My applied category theory course based on Fong and Spivak’s book Seven Sketches is going well. Over 250 people have registered for the course, which allows them to ask question and discuss things. But even if you don’t register you can read my “lectures”.

We study the applications to logic—both classical logic based on subsets, and a nonstandard version of logic based on partitions. And we show how this math can be used to understand “generative effects”: situations where the whole is more than the sum of its parts. But the real payoff comes in Chapter 2, where we discuss “resource theories”.

Lecture 1 – Introduction
Lecture 2 – What is Applied Category Theory?
Lecture 3 – Chapter 1: Preorders
Lecture 4 – Chapter 1: Galois Connections
Lecture 5 – Chapter 1: Galois Connections
Lecture 6 – Chapter 1: Computing Adjoints
Lecture 7 – Chapter 1: Logic
Lecture 8 – Chapter 1: The Logic of Subsets
Lecture 9 – Chapter 1: Adjoints and the Logic of Subsets
Lecture 10 – Chapter 1: The Logic of Partitions
Lecture 11 – Chapter 1: The Poset of Partitions
Lecture 12 – Chapter 1: Generative Effects
Lecture 13 – Chapter 1: Pulling Back Partitions
Lecture 14 – Chapter 1: Adjoints, Joins and Meets
Lecture 15 – Chapter 1: Preserving Joins and Meets
Lecture 16 – Chapter 1: The Adjoint Functor Theorem for Posets
Lecture 17 – Chapter 1: The Grand Synthesis

If you want to discuss these things, please visit the Azimuth Forum and register! Use your full real name as your username, with no spaces, and use a real working email address. If you don’t, I won’t be able to register you. Your email address will be kept confidential.
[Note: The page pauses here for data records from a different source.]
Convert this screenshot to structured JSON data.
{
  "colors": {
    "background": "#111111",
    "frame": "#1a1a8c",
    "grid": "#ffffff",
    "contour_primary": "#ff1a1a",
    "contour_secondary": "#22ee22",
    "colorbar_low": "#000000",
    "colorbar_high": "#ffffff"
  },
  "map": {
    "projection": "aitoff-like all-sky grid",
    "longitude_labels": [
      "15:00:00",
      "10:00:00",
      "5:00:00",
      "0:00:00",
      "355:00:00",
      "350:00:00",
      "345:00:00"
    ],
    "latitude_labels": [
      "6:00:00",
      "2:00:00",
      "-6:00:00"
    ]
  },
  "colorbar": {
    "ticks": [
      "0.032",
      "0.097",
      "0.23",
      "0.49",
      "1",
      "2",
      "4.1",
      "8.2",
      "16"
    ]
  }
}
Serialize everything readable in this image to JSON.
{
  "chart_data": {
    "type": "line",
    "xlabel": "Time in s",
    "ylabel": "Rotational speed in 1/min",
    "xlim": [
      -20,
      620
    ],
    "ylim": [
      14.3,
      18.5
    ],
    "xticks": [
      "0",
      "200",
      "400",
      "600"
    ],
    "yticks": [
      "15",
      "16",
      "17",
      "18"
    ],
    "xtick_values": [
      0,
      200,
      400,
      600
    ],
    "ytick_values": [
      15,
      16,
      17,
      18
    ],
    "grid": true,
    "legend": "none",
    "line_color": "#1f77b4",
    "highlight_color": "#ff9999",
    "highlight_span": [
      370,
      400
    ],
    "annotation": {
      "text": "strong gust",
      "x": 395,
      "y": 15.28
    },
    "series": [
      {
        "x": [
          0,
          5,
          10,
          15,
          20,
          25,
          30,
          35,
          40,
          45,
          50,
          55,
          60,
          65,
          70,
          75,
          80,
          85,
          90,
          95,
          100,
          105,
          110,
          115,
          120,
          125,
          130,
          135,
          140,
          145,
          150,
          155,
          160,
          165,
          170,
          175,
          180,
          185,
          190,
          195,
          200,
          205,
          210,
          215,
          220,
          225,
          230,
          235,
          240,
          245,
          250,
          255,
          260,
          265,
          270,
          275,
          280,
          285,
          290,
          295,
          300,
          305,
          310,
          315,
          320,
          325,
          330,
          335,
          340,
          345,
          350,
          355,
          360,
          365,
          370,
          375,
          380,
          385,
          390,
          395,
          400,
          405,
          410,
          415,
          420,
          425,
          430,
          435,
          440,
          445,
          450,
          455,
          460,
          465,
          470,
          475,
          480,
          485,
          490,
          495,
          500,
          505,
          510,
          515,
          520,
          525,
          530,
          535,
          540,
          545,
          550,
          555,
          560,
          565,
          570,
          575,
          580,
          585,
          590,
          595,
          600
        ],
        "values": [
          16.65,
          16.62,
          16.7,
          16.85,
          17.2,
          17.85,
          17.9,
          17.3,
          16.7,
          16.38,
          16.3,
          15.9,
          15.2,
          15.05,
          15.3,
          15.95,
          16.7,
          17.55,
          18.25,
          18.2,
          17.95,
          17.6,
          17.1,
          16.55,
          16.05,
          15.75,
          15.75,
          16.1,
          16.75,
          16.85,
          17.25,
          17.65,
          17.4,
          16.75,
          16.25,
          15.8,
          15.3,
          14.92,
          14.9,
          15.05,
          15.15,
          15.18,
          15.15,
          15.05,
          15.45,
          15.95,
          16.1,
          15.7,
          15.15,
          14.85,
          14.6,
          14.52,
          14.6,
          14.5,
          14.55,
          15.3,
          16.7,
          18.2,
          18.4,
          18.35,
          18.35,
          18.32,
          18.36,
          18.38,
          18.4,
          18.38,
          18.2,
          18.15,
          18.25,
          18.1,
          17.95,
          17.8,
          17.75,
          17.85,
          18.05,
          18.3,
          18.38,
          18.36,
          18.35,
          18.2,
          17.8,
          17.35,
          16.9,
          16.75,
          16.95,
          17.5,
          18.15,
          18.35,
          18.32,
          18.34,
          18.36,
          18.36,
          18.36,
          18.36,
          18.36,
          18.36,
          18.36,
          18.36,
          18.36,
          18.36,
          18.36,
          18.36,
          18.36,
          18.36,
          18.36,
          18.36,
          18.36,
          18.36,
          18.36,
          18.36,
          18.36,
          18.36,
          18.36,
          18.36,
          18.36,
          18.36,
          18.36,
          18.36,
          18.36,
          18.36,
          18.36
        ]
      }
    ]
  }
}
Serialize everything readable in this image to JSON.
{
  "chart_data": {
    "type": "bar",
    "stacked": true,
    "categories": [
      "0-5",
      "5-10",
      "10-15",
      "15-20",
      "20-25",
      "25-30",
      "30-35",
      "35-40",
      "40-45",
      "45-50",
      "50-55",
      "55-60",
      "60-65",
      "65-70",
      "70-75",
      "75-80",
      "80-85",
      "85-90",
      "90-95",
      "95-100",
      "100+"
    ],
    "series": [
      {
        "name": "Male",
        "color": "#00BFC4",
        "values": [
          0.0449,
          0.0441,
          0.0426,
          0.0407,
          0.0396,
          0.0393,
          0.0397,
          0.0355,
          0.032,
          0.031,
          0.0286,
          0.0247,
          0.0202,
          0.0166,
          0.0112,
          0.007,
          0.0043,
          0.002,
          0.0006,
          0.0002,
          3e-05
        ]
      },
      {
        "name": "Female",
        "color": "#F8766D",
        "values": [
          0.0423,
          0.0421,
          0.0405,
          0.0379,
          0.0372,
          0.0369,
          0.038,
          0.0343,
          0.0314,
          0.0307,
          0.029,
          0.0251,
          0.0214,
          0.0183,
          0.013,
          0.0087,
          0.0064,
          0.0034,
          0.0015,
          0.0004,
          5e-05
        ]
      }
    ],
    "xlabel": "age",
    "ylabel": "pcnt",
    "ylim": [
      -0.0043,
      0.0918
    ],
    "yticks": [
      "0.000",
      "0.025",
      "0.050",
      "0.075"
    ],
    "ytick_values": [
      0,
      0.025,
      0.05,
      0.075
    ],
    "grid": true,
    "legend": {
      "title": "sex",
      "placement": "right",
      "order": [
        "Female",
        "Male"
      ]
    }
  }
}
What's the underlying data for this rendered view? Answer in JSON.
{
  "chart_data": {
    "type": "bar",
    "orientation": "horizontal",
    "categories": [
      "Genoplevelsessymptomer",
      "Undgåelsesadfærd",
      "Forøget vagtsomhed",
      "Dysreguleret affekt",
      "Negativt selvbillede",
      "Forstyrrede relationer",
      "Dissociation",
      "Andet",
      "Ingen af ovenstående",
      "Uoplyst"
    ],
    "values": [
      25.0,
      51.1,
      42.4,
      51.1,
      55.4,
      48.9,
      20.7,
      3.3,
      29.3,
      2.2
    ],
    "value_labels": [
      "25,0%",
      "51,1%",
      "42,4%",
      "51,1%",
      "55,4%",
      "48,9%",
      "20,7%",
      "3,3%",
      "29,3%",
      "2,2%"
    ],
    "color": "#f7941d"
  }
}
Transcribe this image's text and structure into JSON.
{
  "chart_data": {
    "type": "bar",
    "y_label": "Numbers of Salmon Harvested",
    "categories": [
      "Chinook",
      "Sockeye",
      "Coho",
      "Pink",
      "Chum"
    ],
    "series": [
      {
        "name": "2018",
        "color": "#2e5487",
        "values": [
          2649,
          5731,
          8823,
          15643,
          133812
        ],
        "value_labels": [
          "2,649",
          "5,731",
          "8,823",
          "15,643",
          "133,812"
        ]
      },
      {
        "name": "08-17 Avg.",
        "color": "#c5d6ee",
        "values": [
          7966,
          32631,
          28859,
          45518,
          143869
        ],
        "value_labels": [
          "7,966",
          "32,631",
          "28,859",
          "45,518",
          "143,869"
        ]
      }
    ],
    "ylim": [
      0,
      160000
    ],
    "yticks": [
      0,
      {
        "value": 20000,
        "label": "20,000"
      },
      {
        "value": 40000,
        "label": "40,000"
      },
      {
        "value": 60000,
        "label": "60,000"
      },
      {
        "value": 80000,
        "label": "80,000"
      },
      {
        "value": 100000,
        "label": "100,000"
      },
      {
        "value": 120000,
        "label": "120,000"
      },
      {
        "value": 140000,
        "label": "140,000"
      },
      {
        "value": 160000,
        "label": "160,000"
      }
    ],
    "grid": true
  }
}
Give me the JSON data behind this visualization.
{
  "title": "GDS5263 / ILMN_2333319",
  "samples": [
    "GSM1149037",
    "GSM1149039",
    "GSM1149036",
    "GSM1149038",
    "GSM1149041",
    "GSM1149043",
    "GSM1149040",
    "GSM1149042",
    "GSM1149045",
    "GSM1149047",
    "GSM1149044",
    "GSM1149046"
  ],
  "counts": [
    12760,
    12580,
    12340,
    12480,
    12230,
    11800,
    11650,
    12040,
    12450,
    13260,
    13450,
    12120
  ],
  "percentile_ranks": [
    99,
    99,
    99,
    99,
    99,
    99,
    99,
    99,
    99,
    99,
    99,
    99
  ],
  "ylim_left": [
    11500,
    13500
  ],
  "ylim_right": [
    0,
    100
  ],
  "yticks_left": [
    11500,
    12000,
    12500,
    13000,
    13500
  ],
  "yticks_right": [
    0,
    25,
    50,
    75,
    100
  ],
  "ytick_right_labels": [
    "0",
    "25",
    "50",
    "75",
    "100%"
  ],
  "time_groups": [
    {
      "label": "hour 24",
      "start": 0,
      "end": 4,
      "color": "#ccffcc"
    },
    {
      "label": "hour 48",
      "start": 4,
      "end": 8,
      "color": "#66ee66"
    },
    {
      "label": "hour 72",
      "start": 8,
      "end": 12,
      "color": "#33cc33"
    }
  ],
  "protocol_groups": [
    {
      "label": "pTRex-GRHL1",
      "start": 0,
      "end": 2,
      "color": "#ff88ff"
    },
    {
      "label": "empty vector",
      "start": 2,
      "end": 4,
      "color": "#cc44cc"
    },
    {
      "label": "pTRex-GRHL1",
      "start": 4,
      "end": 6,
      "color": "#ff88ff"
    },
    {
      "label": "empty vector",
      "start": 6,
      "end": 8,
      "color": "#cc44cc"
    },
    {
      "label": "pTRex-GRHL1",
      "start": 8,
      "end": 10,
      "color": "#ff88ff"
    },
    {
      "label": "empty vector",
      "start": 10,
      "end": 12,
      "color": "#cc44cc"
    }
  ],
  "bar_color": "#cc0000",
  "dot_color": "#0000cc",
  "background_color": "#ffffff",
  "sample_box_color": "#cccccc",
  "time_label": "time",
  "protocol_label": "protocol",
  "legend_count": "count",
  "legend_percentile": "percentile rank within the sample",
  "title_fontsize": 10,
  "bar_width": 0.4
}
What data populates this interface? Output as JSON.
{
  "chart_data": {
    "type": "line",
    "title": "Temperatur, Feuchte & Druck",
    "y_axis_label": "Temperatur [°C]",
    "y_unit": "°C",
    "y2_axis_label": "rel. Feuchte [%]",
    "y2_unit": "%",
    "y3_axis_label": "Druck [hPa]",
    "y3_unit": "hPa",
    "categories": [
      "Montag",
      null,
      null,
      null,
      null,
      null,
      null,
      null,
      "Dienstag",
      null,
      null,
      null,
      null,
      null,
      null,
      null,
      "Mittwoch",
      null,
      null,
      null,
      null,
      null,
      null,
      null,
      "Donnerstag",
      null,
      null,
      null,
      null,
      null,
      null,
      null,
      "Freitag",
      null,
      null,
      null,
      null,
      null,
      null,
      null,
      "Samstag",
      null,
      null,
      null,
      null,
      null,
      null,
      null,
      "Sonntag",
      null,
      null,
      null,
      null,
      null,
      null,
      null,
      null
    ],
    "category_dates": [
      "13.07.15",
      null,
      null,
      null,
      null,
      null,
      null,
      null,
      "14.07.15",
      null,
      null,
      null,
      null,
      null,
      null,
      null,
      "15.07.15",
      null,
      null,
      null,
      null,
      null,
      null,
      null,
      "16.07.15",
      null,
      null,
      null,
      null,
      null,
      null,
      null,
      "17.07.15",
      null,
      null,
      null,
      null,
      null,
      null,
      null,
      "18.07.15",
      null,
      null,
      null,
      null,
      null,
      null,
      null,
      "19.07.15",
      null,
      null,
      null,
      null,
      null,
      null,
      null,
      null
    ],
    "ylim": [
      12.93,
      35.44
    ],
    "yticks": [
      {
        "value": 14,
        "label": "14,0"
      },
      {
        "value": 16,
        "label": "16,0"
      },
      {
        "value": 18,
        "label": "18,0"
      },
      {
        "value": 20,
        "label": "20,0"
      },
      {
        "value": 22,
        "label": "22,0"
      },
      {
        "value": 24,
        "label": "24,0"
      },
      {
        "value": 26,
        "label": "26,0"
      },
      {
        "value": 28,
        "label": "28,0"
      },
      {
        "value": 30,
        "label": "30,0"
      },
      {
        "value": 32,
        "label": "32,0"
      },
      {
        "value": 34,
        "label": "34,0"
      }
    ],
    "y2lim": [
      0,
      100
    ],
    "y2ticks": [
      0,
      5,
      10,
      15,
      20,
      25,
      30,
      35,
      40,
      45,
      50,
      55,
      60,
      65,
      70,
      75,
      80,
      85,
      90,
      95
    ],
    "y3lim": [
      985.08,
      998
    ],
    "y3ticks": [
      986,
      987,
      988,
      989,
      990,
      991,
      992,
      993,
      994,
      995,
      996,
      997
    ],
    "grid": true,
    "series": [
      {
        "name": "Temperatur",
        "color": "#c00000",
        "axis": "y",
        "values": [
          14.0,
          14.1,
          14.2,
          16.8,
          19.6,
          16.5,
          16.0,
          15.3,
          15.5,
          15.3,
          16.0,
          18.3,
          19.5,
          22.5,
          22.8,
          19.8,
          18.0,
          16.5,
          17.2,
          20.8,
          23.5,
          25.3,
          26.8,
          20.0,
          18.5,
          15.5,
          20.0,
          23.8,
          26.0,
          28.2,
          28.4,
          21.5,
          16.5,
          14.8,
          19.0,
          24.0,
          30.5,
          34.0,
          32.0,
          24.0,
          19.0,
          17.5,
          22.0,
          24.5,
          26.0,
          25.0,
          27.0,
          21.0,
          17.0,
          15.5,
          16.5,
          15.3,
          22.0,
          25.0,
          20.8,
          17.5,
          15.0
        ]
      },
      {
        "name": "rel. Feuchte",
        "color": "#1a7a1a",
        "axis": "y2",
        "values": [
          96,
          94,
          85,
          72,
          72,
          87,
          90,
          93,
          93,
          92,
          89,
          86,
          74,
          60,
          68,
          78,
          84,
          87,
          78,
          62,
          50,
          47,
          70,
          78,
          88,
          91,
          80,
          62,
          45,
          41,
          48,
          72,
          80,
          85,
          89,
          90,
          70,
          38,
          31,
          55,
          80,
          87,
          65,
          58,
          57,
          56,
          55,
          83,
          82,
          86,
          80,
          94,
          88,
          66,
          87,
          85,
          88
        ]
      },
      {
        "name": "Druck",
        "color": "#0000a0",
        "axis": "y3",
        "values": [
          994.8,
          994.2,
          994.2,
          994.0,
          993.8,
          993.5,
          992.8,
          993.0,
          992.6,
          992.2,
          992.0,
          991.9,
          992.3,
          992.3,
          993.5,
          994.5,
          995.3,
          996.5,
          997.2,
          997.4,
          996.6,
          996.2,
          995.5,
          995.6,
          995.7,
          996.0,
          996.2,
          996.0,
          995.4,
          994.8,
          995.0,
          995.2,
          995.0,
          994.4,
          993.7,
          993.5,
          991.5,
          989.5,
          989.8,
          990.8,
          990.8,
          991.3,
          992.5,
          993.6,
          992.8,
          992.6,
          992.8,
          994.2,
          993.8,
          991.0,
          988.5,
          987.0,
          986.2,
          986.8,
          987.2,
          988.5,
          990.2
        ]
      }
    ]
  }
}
I’m finding this course a great excuse to put my thoughts about category theory into a more organized form, and it’s displaced most of the time I used to spend on Google+. That’s what I wanted: the conversations in the course are more interesting!

2 Responses to Applied Category Theory Course: Ordered Sets

  1. Jorge says:

    Sadly it seems the links from the lectures are broken

    • John Baez says:

      Yes—that website is permanently gone, as explained here. However, you may be able to access the material on the Wayback Machine, here.

      Eventually I will take the lectures, turn them into a book, and put it on the arXiv.